Boe Presentation – For the purpose of calculating unit revenues and costs, natural gas is converted to a barrel of oil equivalent (“Boe”) using six thousand cubic feet (“Mcf”) of natural gas equal to one barrel of oil unless otherwise stated. Boe may be misleading, particularly if used in isolation. A Boe conversion ratio of six Mcf to one barrel (“Bbl”) is based on an energy equivalency conversion method primarily applicable at the burner tip and does not represent a value equivalency at the wellhead. All Boe measurements and conversions in this report are derived by converting natural gas to oil in the ratio of six thousand cubic feet of gas to one barrel of oil. Mboe means 1,000 Boe.

Forward-Looking Information – This press release contains forward-looking statements and forward-looking information within the meaning of applicable securities laws. The use of any of the words “will”, “expect”, “anticipate”, “intend”, “believe”, “plan”, “potential”, “outlook”, “forecast”, “estimate” and similar expressions are intended to identify forward-looking statements or information. More particularly, and without limitation, this press release contains forward-looking statements and information concerning: production; drilling plans; reserve volumes; capital expenditures; royalties; financing; commodity prices; and production, operating and general and administrative costs.
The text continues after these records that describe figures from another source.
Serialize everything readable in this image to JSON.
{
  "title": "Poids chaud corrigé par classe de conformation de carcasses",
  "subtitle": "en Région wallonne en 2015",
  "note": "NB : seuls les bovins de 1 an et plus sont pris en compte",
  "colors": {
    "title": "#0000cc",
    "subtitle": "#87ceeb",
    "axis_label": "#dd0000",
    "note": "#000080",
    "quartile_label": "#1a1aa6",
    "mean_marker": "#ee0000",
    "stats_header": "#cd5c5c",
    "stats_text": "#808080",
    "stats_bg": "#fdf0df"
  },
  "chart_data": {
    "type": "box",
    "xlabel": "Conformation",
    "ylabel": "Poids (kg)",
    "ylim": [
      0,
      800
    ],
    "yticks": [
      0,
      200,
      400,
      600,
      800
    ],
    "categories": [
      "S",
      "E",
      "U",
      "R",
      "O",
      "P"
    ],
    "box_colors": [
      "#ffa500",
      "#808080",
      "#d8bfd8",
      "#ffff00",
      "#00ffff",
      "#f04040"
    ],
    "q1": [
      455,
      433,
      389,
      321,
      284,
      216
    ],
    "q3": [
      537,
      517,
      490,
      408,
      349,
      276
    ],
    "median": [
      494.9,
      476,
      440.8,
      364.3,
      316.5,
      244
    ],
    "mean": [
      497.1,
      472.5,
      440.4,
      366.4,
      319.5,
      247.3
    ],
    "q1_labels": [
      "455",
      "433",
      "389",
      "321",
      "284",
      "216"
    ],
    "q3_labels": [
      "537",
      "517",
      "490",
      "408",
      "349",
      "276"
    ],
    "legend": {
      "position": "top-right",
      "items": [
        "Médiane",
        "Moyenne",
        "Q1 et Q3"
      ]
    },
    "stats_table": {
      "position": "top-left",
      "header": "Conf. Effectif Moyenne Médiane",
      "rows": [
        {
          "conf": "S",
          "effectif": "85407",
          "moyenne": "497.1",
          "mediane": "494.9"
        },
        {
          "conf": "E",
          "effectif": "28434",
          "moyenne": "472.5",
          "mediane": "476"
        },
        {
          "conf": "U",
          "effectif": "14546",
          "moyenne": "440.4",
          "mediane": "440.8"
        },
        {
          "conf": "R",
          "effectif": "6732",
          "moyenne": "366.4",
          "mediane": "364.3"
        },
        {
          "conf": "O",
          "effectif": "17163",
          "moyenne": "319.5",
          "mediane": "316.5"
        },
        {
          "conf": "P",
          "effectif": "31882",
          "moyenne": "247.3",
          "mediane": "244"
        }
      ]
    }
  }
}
The forward-looking statements and information in this press release are based on certain key expectations and assumptions made by Storm, including: prevailing commodity prices and exchange rates; applicable royalty rates and tax laws; future well production rates; reserve and resource volumes; the performance of existing wells; success to be expected in drilling new wells; the adequacy of budgeted capital expenditures to carrying out planned activities; the availability and cost of services; and the receipt, in a timely manner, of regulatory and other required approvals. Although the Company believes that the expectations and assumptions on which such forward-looking statements and information are based are reasonable, undue reliance should not be placed on these forward-looking statements and information because of their inherent uncertainty. In particular, there is no assurance that exploitation of the Company’s undeveloped lands and prospects will result in the emergence of profitable operations.
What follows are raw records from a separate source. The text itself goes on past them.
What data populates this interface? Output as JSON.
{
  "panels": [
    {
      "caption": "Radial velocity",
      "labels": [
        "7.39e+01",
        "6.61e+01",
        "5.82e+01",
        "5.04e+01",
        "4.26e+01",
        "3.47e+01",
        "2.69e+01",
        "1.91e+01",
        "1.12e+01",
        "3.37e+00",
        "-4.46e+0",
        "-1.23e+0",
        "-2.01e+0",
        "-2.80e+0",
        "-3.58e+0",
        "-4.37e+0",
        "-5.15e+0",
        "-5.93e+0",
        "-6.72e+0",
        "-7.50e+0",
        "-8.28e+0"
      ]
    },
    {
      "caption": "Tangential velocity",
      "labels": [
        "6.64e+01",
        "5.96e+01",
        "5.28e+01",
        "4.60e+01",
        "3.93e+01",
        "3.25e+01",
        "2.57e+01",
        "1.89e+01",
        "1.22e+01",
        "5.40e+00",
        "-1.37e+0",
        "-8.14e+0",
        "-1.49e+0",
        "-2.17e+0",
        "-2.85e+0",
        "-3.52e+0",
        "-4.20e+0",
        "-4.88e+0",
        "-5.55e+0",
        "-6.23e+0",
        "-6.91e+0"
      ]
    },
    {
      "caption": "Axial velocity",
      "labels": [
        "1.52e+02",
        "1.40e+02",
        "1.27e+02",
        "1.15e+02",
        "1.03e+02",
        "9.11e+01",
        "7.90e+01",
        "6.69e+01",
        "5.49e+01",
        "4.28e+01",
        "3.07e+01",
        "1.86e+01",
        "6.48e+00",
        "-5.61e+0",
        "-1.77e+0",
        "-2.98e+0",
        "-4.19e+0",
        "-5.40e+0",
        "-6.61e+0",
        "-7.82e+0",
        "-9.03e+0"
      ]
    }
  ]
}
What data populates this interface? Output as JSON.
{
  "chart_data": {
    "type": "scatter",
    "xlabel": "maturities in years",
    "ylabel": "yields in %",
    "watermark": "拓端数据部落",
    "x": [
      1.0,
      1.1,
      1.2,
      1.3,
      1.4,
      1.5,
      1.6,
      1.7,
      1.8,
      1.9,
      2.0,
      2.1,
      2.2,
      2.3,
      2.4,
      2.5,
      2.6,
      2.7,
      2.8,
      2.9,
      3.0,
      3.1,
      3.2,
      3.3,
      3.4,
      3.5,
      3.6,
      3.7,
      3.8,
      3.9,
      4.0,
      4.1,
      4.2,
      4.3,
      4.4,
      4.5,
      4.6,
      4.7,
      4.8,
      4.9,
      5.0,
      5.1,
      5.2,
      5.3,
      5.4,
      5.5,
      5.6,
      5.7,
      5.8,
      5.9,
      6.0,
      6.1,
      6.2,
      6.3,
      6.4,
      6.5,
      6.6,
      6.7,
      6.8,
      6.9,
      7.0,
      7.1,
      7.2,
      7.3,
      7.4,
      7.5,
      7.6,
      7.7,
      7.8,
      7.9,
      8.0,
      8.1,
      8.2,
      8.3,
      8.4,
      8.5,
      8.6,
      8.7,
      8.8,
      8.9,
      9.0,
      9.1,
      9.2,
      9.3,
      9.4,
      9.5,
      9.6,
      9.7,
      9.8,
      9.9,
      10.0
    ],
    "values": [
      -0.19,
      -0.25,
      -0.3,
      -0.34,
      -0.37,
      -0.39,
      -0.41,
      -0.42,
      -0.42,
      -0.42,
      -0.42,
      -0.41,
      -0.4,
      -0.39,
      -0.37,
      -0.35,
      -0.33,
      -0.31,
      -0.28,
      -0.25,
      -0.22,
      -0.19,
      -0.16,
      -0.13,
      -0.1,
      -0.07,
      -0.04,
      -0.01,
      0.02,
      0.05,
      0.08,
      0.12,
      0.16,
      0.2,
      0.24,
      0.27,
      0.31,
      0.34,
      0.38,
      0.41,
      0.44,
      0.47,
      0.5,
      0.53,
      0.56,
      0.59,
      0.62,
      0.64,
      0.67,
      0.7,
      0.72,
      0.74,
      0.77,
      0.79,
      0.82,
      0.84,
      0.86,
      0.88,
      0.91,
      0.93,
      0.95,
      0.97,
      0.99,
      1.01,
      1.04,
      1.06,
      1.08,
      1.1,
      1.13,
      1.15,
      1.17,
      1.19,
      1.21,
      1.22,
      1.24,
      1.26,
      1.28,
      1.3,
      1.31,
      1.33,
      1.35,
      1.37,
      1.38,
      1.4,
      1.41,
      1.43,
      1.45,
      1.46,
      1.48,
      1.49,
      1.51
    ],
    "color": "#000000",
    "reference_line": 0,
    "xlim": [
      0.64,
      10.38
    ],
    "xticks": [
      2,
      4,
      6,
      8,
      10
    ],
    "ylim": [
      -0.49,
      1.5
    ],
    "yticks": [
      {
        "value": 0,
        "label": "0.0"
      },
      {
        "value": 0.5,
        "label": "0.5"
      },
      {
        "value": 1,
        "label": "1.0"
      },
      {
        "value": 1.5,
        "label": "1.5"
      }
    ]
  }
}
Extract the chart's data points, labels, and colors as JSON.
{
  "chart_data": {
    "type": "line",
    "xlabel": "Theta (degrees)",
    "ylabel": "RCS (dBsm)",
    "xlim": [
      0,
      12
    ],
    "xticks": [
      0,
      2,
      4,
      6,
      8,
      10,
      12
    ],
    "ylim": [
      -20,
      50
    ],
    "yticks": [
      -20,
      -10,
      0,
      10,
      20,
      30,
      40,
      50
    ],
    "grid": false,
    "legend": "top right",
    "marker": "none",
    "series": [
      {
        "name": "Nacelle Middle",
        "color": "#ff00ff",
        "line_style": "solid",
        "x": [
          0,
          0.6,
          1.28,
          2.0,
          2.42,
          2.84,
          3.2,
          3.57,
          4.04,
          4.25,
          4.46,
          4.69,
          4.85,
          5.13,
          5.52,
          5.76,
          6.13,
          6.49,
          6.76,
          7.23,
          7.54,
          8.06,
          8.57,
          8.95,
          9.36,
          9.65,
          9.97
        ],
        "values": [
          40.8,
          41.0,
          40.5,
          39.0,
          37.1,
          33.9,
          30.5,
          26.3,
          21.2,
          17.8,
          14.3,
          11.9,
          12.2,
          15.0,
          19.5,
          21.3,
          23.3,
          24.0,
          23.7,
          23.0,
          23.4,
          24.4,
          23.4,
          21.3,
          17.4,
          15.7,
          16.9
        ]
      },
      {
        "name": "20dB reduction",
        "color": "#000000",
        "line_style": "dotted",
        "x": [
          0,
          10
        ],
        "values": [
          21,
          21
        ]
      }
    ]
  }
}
Since forward-looking statements and information address future events and conditions, by their very nature they involve inherent risks and uncertainties. Actual results could differ materially from those currently anticipated due to a number of factors and risks. These include, but are not limited to the risks associated with the oil and gas industry in general such as: operational risks in development, exploration and production; delays or changes in plans with respect to exploration or development projects or capital expenditures; the uncertainty of reserve estimates; the uncertainty of estimates and projections relating to reserves, production, costs and expenses; health, safety and environmental risks; commodity price and exchange rate fluctuations; marketing and transportation of petroleum and natural gas and loss of markets; environmental risks; competition; ability to access sufficient capital from internal and external sources; stock market volatility; and changes in legislation, including but not limited to tax laws, royalty rates and environmental regulations.
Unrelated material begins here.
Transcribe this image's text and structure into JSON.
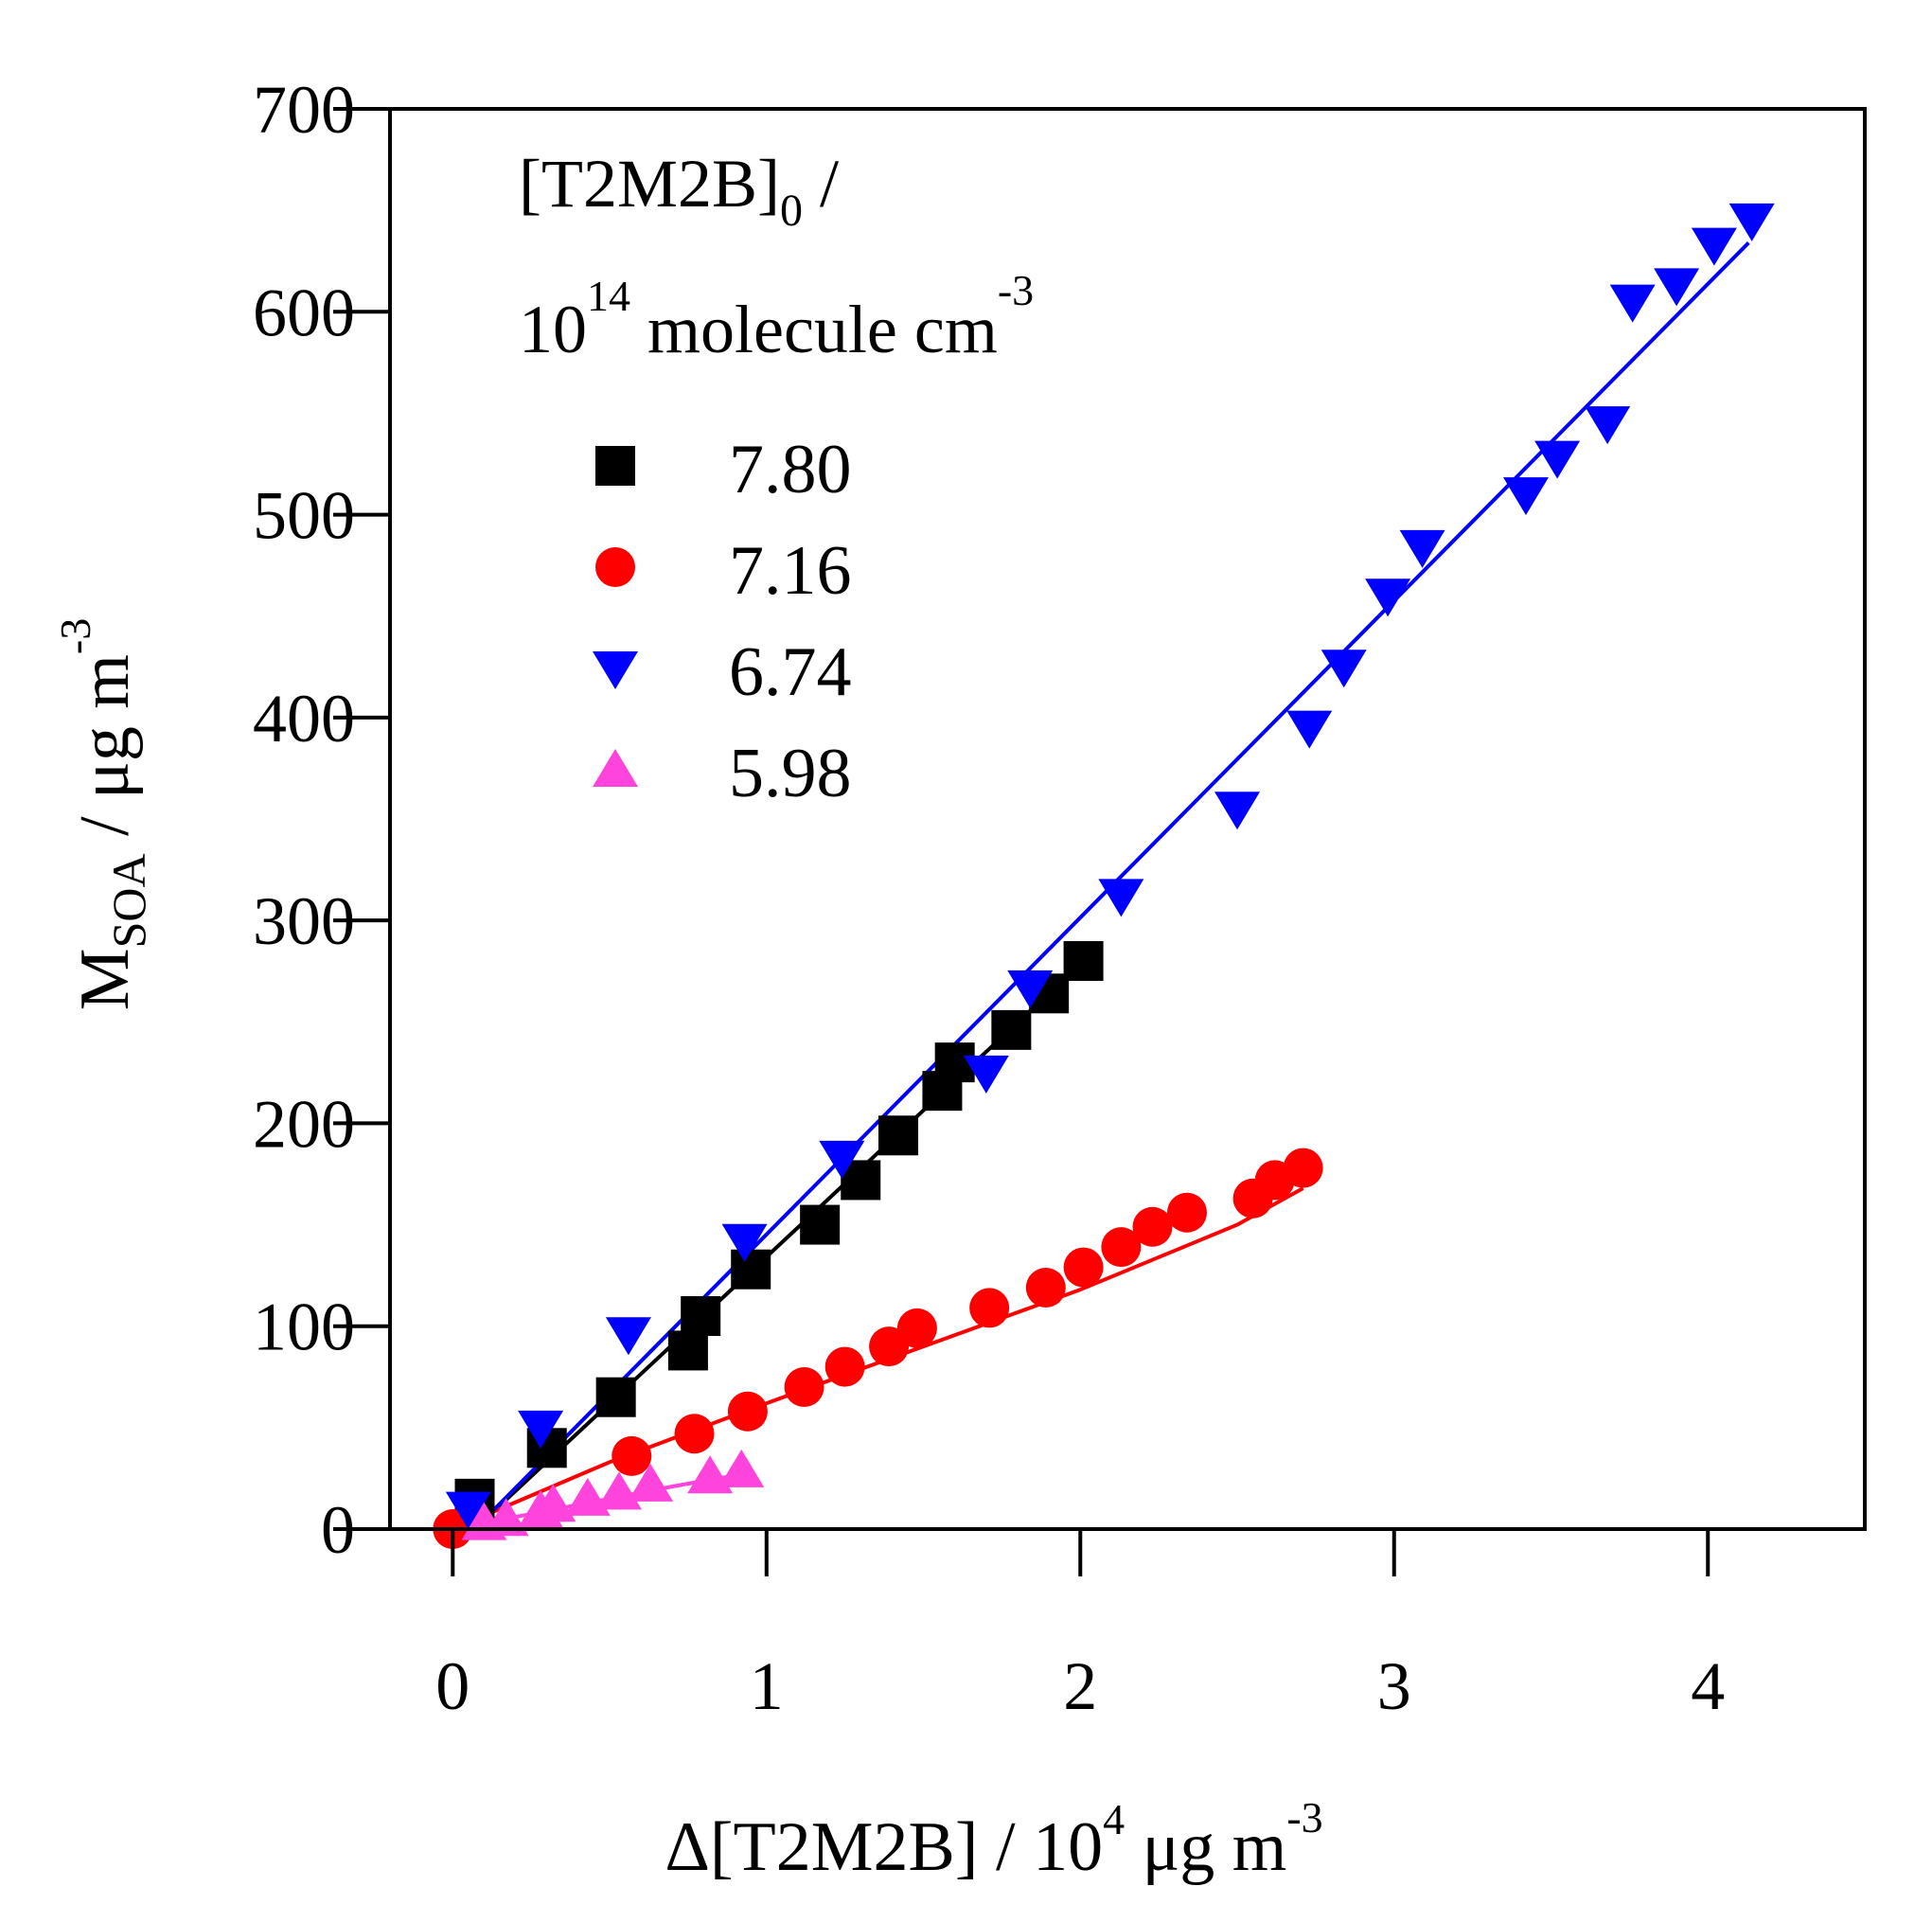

Readers are cautioned that the foregoing list of factors is not exhaustive. Additional information on these and other factors that could affect the operations or financial results of the Company are included or are incorporated by reference in the company’s MD&A for the three and nine months ended September 30, 2012.

The forward-looking statements and information contained in this press release are made as of the date hereof and the Company undertakes no obligation to update publicly or revise any forward-looking statements or information, whether as a result of new information, future events or otherwise, unless so required by applicable securities laws.

Neither the TSX Venture Exchange nor its Regulation Services Provider (as that term is defined in the policies of the TSX Venture Exchange) accepts responsibility for the adequacy or accuracy of this press release.